Weis inherits a program that finished 6-6 last season.

It has been 16 long seasons since Notre Dame won the last of its 11 national championships — equaling the longest draught in school history from 1950-65.

The master plan under Weis is based on instilling faith.

“The first message we’re trying to teach the players is, ‘You have no chance of winning if you believe you’re not going to win.’ If you have games you’re already thinking, ‘Well, this team is a lot better than us,’ you really have no chance.

“If you go into a game thinking anything other than you’re going to win that game, you can count on losing it,” Weis said.
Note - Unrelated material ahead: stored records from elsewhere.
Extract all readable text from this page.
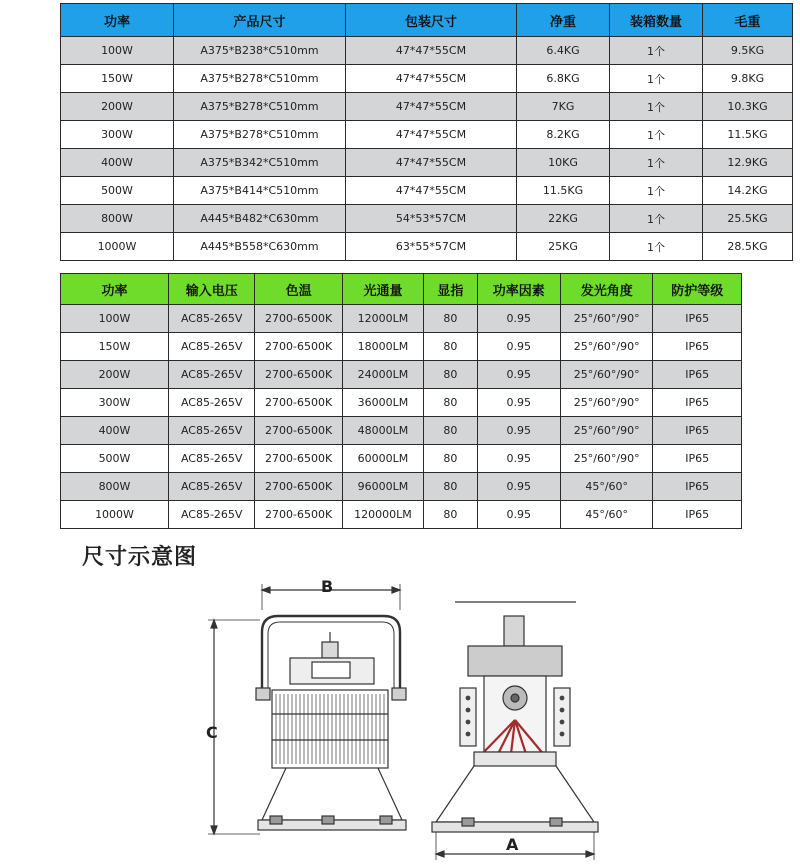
功率	产品尺寸	包装尺寸	净重	装箱数量	毛重
100W	A375*B238*C510mm	47*47*55CM	6.4KG	1个	9.5KG
150W	A375*B278*C510mm	47*47*55CM	6.8KG	1个	9.8KG
200W	A375*B278*C510mm	47*47*55CM	7KG	1个	10.3KG
300W	A375*B278*C510mm	47*47*55CM	8.2KG	1个	11.5KG
400W	A375*B342*C510mm	47*47*55CM	10KG	1个	12.9KG
500W	A375*B414*C510mm	47*47*55CM	11.5KG	1个	14.2KG
800W	A445*B482*C630mm	54*53*57CM	22KG	1个	25.5KG
1000W	A445*B558*C630mm	63*55*57CM	25KG	1个	28.5KG
功率	输入电压	色温	光通量	显指	功率因素	发光角度	防护等级
100W	AC85-265V	2700-6500K	12000LM	80	0.95	25°/60°/90°	IP65
150W	AC85-265V	2700-6500K	18000LM	80	0.95	25°/60°/90°	IP65
200W	AC85-265V	2700-6500K	24000LM	80	0.95	25°/60°/90°	IP65
300W	AC85-265V	2700-6500K	36000LM	80	0.95	25°/60°/90°	IP65
400W	AC85-265V	2700-6500K	48000LM	80	0.95	25°/60°/90°	IP65
500W	AC85-265V	2700-6500K	60000LM	80	0.95	25°/60°/90°	IP65
800W	AC85-265V	2700-6500K	96000LM	80	0.95	45°/60°	IP65
1000W	AC85-265V	2700-6500K	120000LM	80	0.95	45°/60°	IP65
尺寸示意图
B
C
A
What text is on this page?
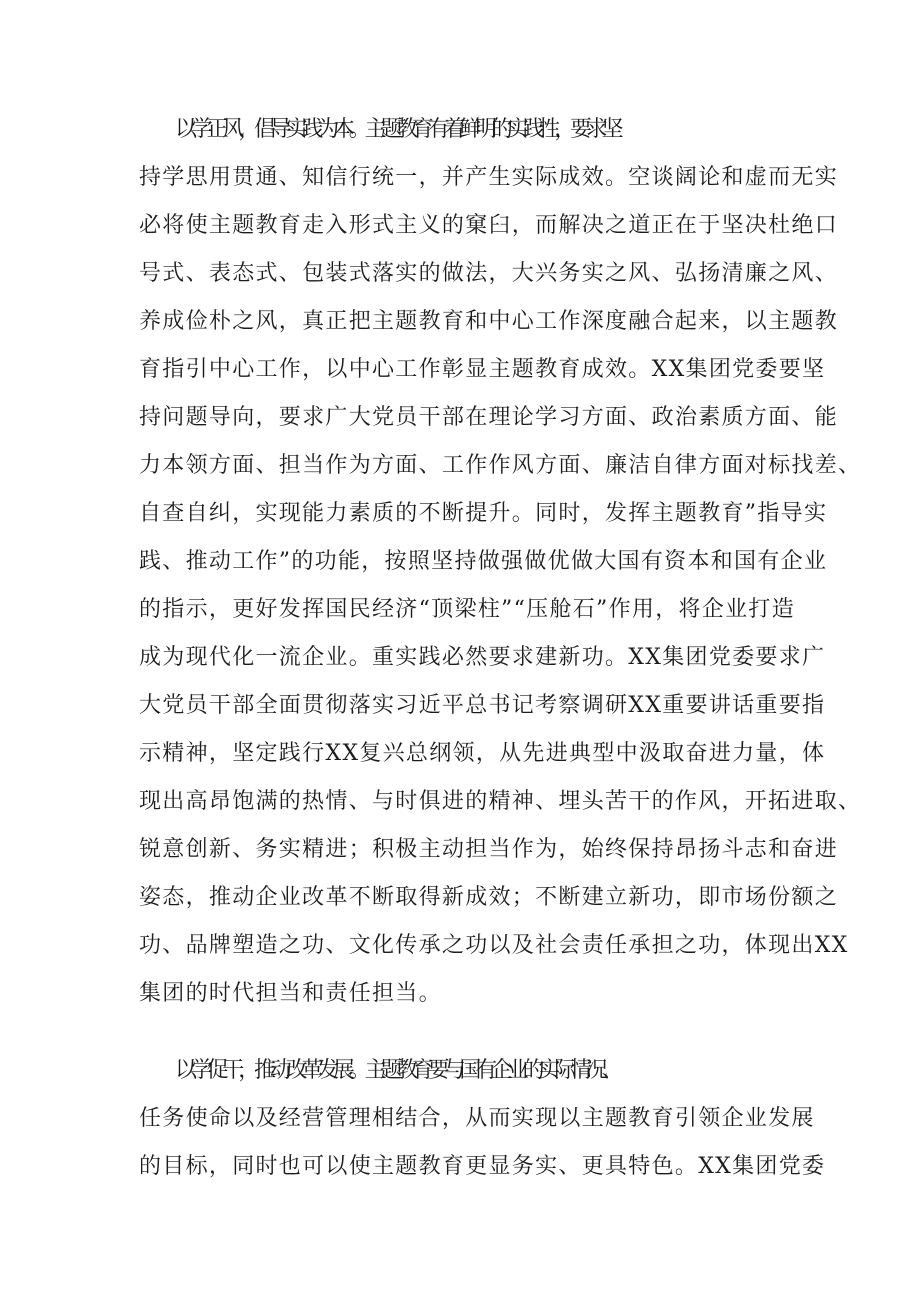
以学正风，倡导实践为本。主题教育有着鲜明的实践性，要求坚
持学思用贯通、知信行统一，并产生实际成效。空谈阔论和虚而无实
必将使主题教育走入形式主义的窠臼，而解决之道正在于坚决杜绝口
号式、表态式、包装式落实的做法，大兴务实之风、弘扬清廉之风、
养成俭朴之风，真正把主题教育和中心工作深度融合起来，以主题教
育指引中心工作，以中心工作彰显主题教育成效。XX集团党委要坚
持问题导向，要求广大党员干部在理论学习方面、政治素质方面、能
力本领方面、担当作为方面、工作作风方面、廉洁自律方面对标找差、
自查自纠，实现能力素质的不断提升。同时，发挥主题教育”指导实
践、推动工作”的功能，按照坚持做强做优做大国有资本和国有企业
的指示，更好发挥国民经济“顶梁柱”“压舱石”作用，将企业打造
成为现代化一流企业。重实践必然要求建新功。XX集团党委要求广
大党员干部全面贯彻落实习近平总书记考察调研XX重要讲话重要指
示精神，坚定践行XX复兴总纲领，从先进典型中汲取奋进力量，体
现出高昂饱满的热情、与时俱进的精神、埋头苦干的作风，开拓进取、
锐意创新、务实精进；积极主动担当作为，始终保持昂扬斗志和奋进
姿态，推动企业改革不断取得新成效；不断建立新功，即市场份额之
功、品牌塑造之功、文化传承之功以及社会责任承担之功，体现出XX
集团的时代担当和责任担当。
以学促干，推动改革发展。主题教育要与国有企业的实际情况、
任务使命以及经营管理相结合，从而实现以主题教育引领企业发展
的目标，同时也可以使主题教育更显务实、更具特色。XX集团党委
“The sooner we can get more people thinking that way, the better our chances are,” he added. “There are not many games where I’ve looked at the schedule and said, ‘Well, we’re losing that one.’ I’ve tried not to do that.”
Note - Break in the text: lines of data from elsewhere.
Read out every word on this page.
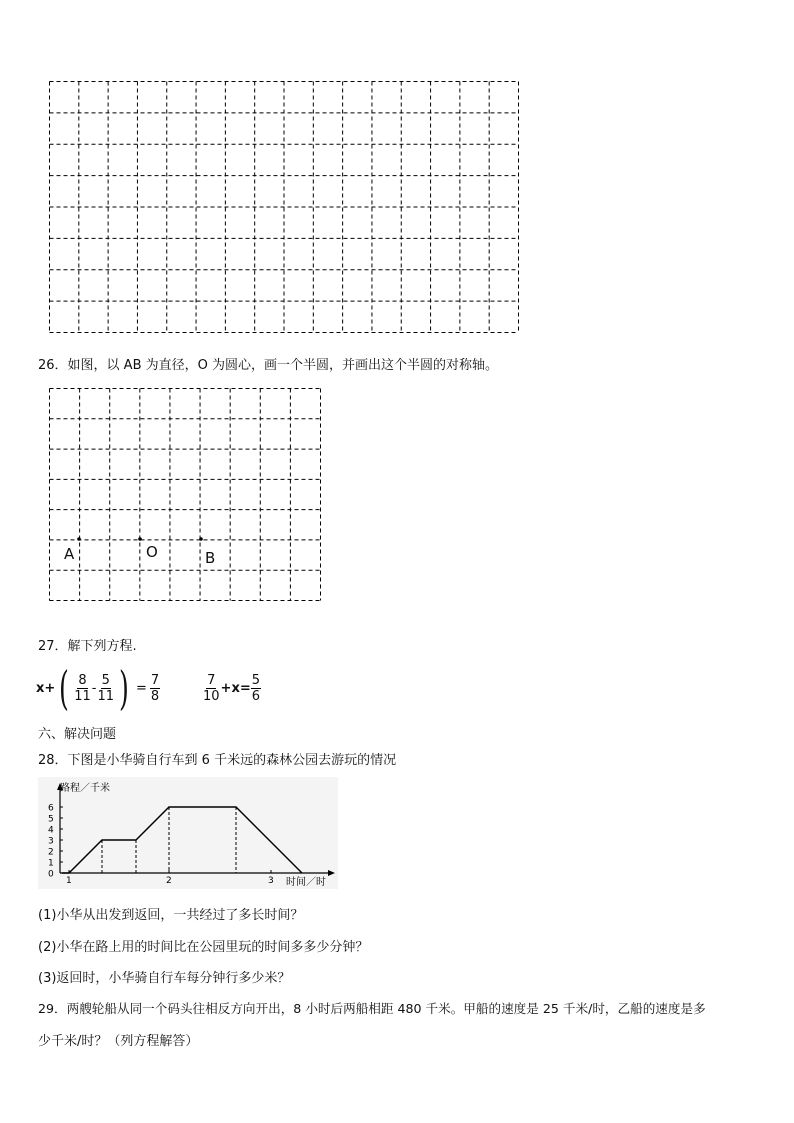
26．如图，以 AB 为直径，O 为圆心，画一个半圆，并画出这个半圆的对称轴。
A	O	B
27．解下列方程.
x+ ( $\frac{8}{11} - \frac{5}{11}$ ) = $\frac{7}{8}$	$\frac{7}{10} +x= \frac{5}{6}$
六、解决问题
28．下图是小华骑自行车到 6 千米远的森林公园去游玩的情况
0
1
2
3
4
5
6
1	2	3
路程／千米
时间／时
(1)小华从出发到返回，一共经过了多长时间？
(2)小华在路上用的时间比在公园里玩的时间多多少分钟？
(3)返回时，小华骑自行车每分钟行多少米？
29．两艘轮船从同一个码头往相反方向开出，8 小时后两船相距 480 千米。甲船的速度是 25 千米/时，乙船的速度是多
少千米/时？（列方程解答）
In fact, that was the overwhelming theme of stories today on Weis and the Domers.

But Charlie Weis needed more than four Super Bowl rings and a proven playbook to win over his new team.

He needed to push. He needed to teach. He needed to inspire.

And, perhaps most important, he needed to relate.

Maybe it’s the outgrowth of the “one voice” theory from Bill Belichick that Weis is adhering to that creates a uniformity of stories. I’ll have some more thoughts on that theory later in the week, from someone who got to observe it in action in Cleveland under Belichick.

The players, of course, in their interviews are positive, but it is already causing media people to look for tells

When the subject turns to Charlie Weis, as it always does, Notre Dame football players offer variations on the same reaction.

A chuckle suggests their responses will be edited for sensitive tastes.

Then maybe darting eyes, or a thumb and forefinger tracing the corners of their mouths, some kind of tic to buy time.

Wary, weary expressions developed over three weeks of the Weis treatment, a persistent drumbeat of criticism and instruction and perpetual unhappiness with their performance, as promised.

“It’s hard to describe,” serves as a common throat-clearing remark from Notre Dame football players asked to explain the tactics and intensity of their new coaching staff.

Goading questions about comparing them with their predecessors go nowhere — they have been trained — but their words reveal more than the usual preseason anticipation.

Exhaustion and excitement on their faces illustrate their current state of mind.

Sounds like the first couple weeks while dating a crazy chick. But then, I may just be projecting.